La france sur une mauvaise pente ?

Autres informations / 24.11.2011

La france sur une mauvaise pente ?

 « J’ai lu votre éditorial, et plus je regarde

la situation des courses en France, plus j’ai une impression de déjà-vu. En

Italie, on était au même niveau il y a quinze ans, avec des enjeux toujours à

la hausse et de même pour les allocations. Mais une mauvaise idée est arrivée

dans la tête des "hypersocios"... Les chevaux doivent payer pour

leurs propriétaires  (et donc aussi les

entraîneurs) et pas le contraire, comme ce fut toujours le cas dans l'histoire.

Résultat des courses : les propriétaires ont disparu, certains entraîneurs sont

devenu riches et surtout les éleveurs. Et maintenant ? Sans propriétaires, les

entraîneurs sont devenus aussi éleveurs et les éleveurs se sont transformés en

étalonniers. Certains entraîneurs ont fait faillite, des

entraîneurs-propriétaires aussi et une bonne demi-douzaine d'éleveurs ont lâché

prise cette année... Je vous souhaite que la fin de l'histoire, en France, ne

soit pas la même qu'en Italie, mais je me fais du souci...» Gianluca Albertini

Propriétaire

de chevaux en Italie pendant plus de vingt ans !

 

VITE,

DES PROPRIÉTAIRES !

Juste

pour répondre à une petite partie de votre éditorial paru mercredi matin :

pourquoi les propriétaires n’investissent pas plus ? Et pourquoi n’y a-t-il pas

plus de propriétaires? Presque la totalité de mon (tout petit) groupe de

propriétaires est nouveau dans les courses françaises, et je dois faire un

incroyable travail pour les aider dans le labyrinthe de papiers nécessaires

pour devenir propriétaire chez France Galop. Le processus est intimidant, pas

clair pour quelqu’un ne parlant pas français, et prend beaucoup trop de temps. Les

courses sont une histoire de passion. Quand j’accompagne un groupe de visiteurs

sur un hippodrome,  un ou deux d’entre

eux ont envie de s’impliquer tout de suite. Pourquoi est-ce si difficile de

leur permettre d’acheter une "jambe" d’un cheval, au minimum, à

défaut de sauter directement dans la pleine propriété. Il faut au moins deux

mois pour qu’un nouveau propriétaire reçoive son agrément. Malgré le

département Propriétaires et le F.R.B.C., personne à France Galop ne prend les

nouveaux investisseurs par la main et ne se charge d’eux. France Galop doit

réformer cette procédure lente et compliquée et permettre à un propriétaire

potentiel d’investir dans la moitié, ou moins, d’un cheval immédiatement, en

attendant que le processus d’agrément soit finalisé. C’est l’un des dossiers

soutenu par l’AEP, et c’est pour cela que j’ai voté pour eux. Juste un autre

point : alors que les propriétaires anglais et irlandais apprécient le niveau

des allocations ici, ils sont consternés par "l’ambiance" de nos hippodromes.

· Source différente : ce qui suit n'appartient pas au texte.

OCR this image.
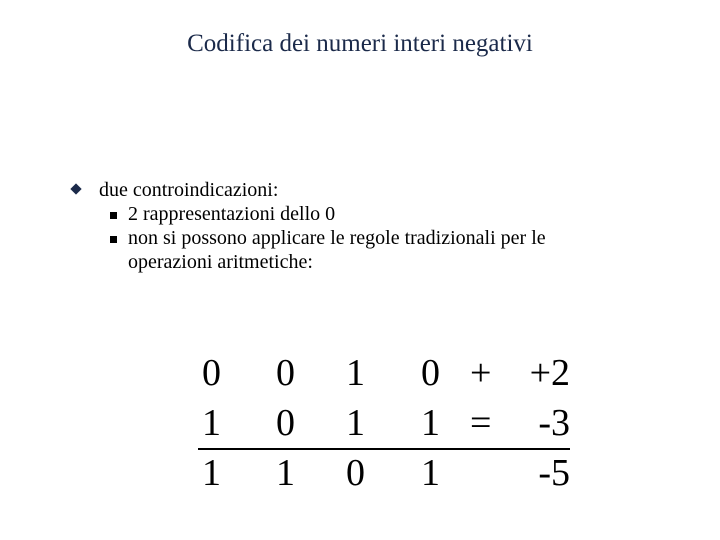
Codifica dei numeri interi negativi
due controindicazioni:
2 rappresentazioni dello 0
non si possono applicare le regole tradizionali per le
operazioni aritmetiche:
0 0 1 0 + +2
1 0 1 1 = -3
1 1 0 1	-5
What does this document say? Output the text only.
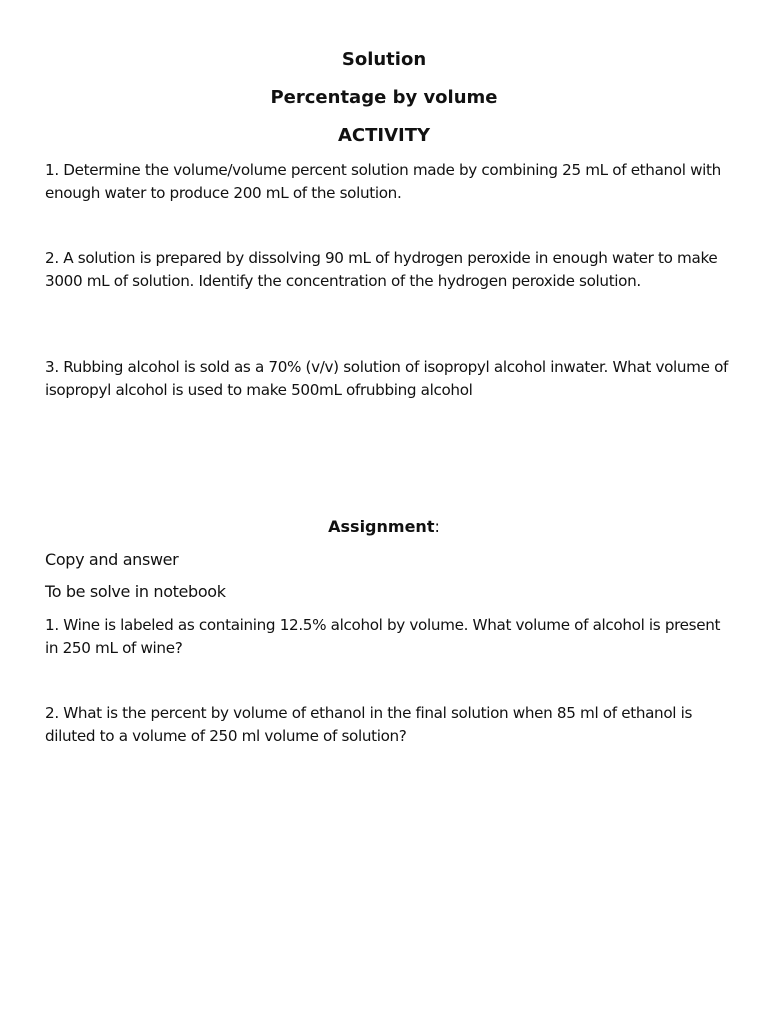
Solution
Percentage by volume
ACTIVITY

1. Determine the volume/volume percent solution made by combining 25 mL of ethanol with enough water to produce 200 mL of the solution.

2. A solution is prepared by dissolving 90 mL of hydrogen peroxide in enough water to make 3000 mL of solution. Identify the concentration of the hydrogen peroxide solution.

3. Rubbing alcohol is sold as a 70% (v/v) solution of isopropyl alcohol inwater. What volume of isopropyl alcohol is used to make 500mL ofrubbing alcohol

Assignment:

Copy and answer

To be solve in notebook

1. Wine is labeled as containing 12.5% alcohol by volume. What volume of alcohol is present in 250 mL of wine?

2. What is the percent by volume of ethanol in the final solution when 85 ml of ethanol is diluted to a volume of 250 ml volume of solution?
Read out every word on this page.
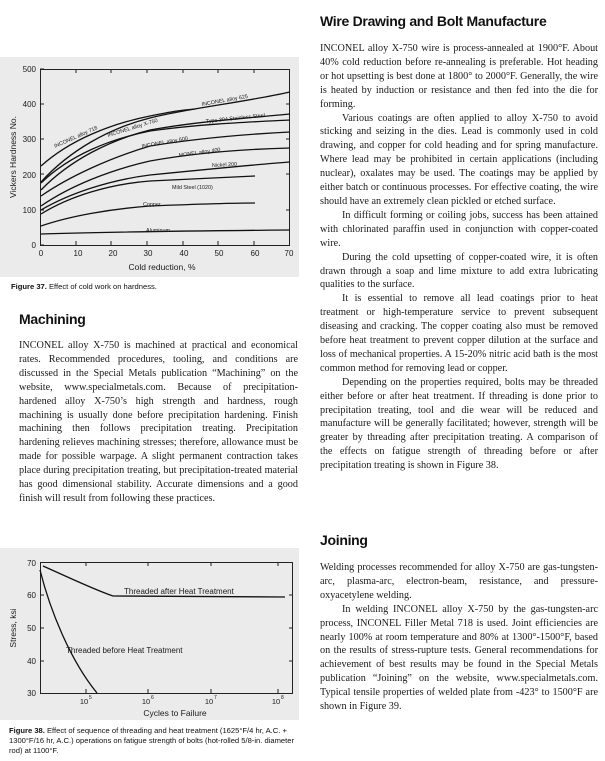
0
100
200
300
400
500
0	10	20	30	40	50	60	70
Cold reduction, %
Vickers Hardness No.
INCONEL alloy 625
Type 304 Stainless Steel
INCONEL alloy 718 INCONEL alloy X-750
INCONEL alloy 600
MONEL alloy 400
Nickel 200
Mild Steel (1020)
Copper
Aluminum
Figure 37. Effect of cold work on hardness.
Machining

INCONEL alloy X-750 is machined at practical and economical rates. Recommended procedures, tooling, and conditions are discussed in the Special Metals publication “Machining” on the website, www.specialmetals.com. Because of precipitation-hardened alloy X-750’s high strength and hardness, rough machining is usually done before precipitation hardening. Finish machining then follows precipitation treating. Precipitation hardening relieves machining stresses; therefore, allowance must be made for possible warpage. A slight permanent contraction takes place during precipitation treating, but precipitation-treated material has good dimensional stability. Accurate dimensions and a good finish will result from following these practices.

30
40
50
60
70
10	10	10	10
5	6	7	8
Cycles to Failure
Stress, ksi
Threaded after Heat Treatment
Threaded before Heat Treatment
Figure 38. Effect of sequence of threading and heat treatment (1625°F/4 hr, A.C. + 1300°F/16 hr, A.C.) operations on fatigue strength of bolts (hot-rolled 5/8-in. diameter rod) at 1100°F.
Wire Drawing and Bolt Manufacture

INCONEL alloy X-750 wire is process-annealed at 1900°F. About 40% cold reduction before re-annealing is preferable. Hot heading or hot upsetting is best done at 1800° to 2000°F. Generally, the wire is heated by induction or resistance and then fed into the die for forming.

Various coatings are often applied to alloy X-750 to avoid sticking and seizing in the dies. Lead is commonly used in cold drawing, and copper for cold heading and for spring manufacture. Where lead may be prohibited in certain applications (including nuclear), oxalates may be used. The coatings may be applied by either batch or continuous processes. For effective coating, the wire should have an extremely clean pickled or etched surface.

In difficult forming or coiling jobs, success has been attained with chlorinated paraffin used in conjunction with copper-coated wire.

During the cold upsetting of copper-coated wire, it is often drawn through a soap and lime mixture to add extra lubricating qualities to the surface.

It is essential to remove all lead coatings prior to heat treatment or high-temperature service to prevent subsequent diseasing and cracking. The copper coating also must be removed before heat treatment to prevent copper dilution at the surface and loss of mechanical properties. A 15-20% nitric acid bath is the most common method for removing lead or copper.

Depending on the properties required, bolts may be threaded either before or after heat treatment. If threading is done prior to precipitation treating, tool and die wear will be reduced and manufacture will be generally facilitated; however, strength will be greater by threading after precipitation treating. A comparison of the effects on fatigue strength of threading before or after precipitation treating is shown in Figure 38.

Joining

Welding processes recommended for alloy X-750 are gas-tungsten-arc, plasma-arc, electron-beam, resistance, and pressure-oxyacetylene welding.

In welding INCONEL alloy X-750 by the gas-tungsten-arc process, INCONEL Filler Metal 718 is used. Joint efficiencies are nearly 100% at room temperature and 80% at 1300°-1500°F, based on the results of stress-rupture tests. General recommendations for achievement of best results may be found in the Special Metals publication “Joining” on the website, www.specialmetals.com. Typical tensile properties of welded plate from -423° to 1500°F are shown in Figure 39.
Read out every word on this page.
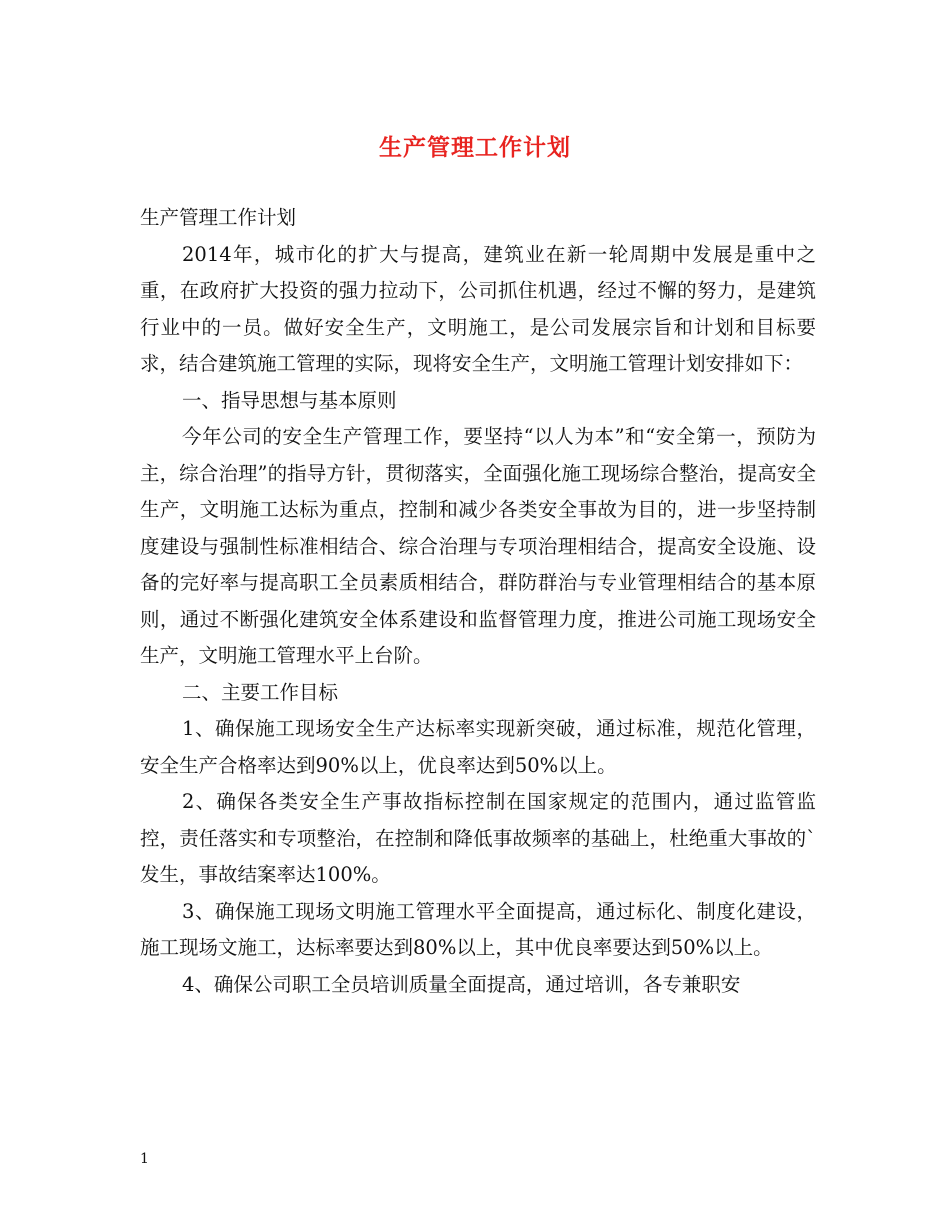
生产管理工作计划

生产管理工作计划

2014年，城市化的扩大与提高，建筑业在新一轮周期中发展是重中之重，在政府扩大投资的强力拉动下，公司抓住机遇，经过不懈的努力，是建筑行业中的一员。做好安全生产，文明施工，是公司发展宗旨和计划和目标要求，结合建筑施工管理的实际，现将安全生产，文明施工管理计划安排如下：

一、指导思想与基本原则

今年公司的安全生产管理工作，要坚持“以人为本”和“安全第一，预防为主，综合治理”的指导方针，贯彻落实，全面强化施工现场综合整治，提高安全生产，文明施工达标为重点，控制和减少各类安全事故为目的，进一步坚持制度建设与强制性标准相结合、综合治理与专项治理相结合，提高安全设施、设备的完好率与提高职工全员素质相结合，群防群治与专业管理相结合的基本原则，通过不断强化建筑安全体系建设和监督管理力度，推进公司施工现场安全生产，文明施工管理水平上台阶。

二、主要工作目标

1、确保施工现场安全生产达标率实现新突破，通过标准，规范化管理，安全生产合格率达到90%以上，优良率达到50%以上。

2、确保各类安全生产事故指标控制在国家规定的范围内，通过监管监控，责任落实和专项整治，在控制和降低事故频率的基础上，杜绝重大事故的`发生，事故结案率达100%。

3、确保施工现场文明施工管理水平全面提高，通过标化、制度化建设，施工现场文施工，达标率要达到80%以上，其中优良率要达到50%以上。

4、确保公司职工全员培训质量全面提高，通过培训，各专兼职安

1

Il n’y en a aucune ! Tellement de choses doivent être réalisées dans ce sens,

et ce n’est pas compliqué. France Galop ne peut pas faire semblant de s’en

occuper. Mais ce sera le sujet d’un autre email. Merci de m’écouter, et merci

pour votre éditorial (même si je ne pense pas qu’il soit obligatoirement

dangereux d’avoir tant d’entraîneurs autour de la table !)

Gina

Rarick

Entraîneur

américain à Maisons-Laffitte et animatrice du blog www.gallopfrance.com/

Note de

l’éditeur :

Comme je

l’ai clairement précisé dans mon article hier, je ne porte pas de jugement sur

le fait que deux entraîneurs occupent la place dévolue à deux propriétaires. Je

suppose simplement que cela peut changer la donne.– MC.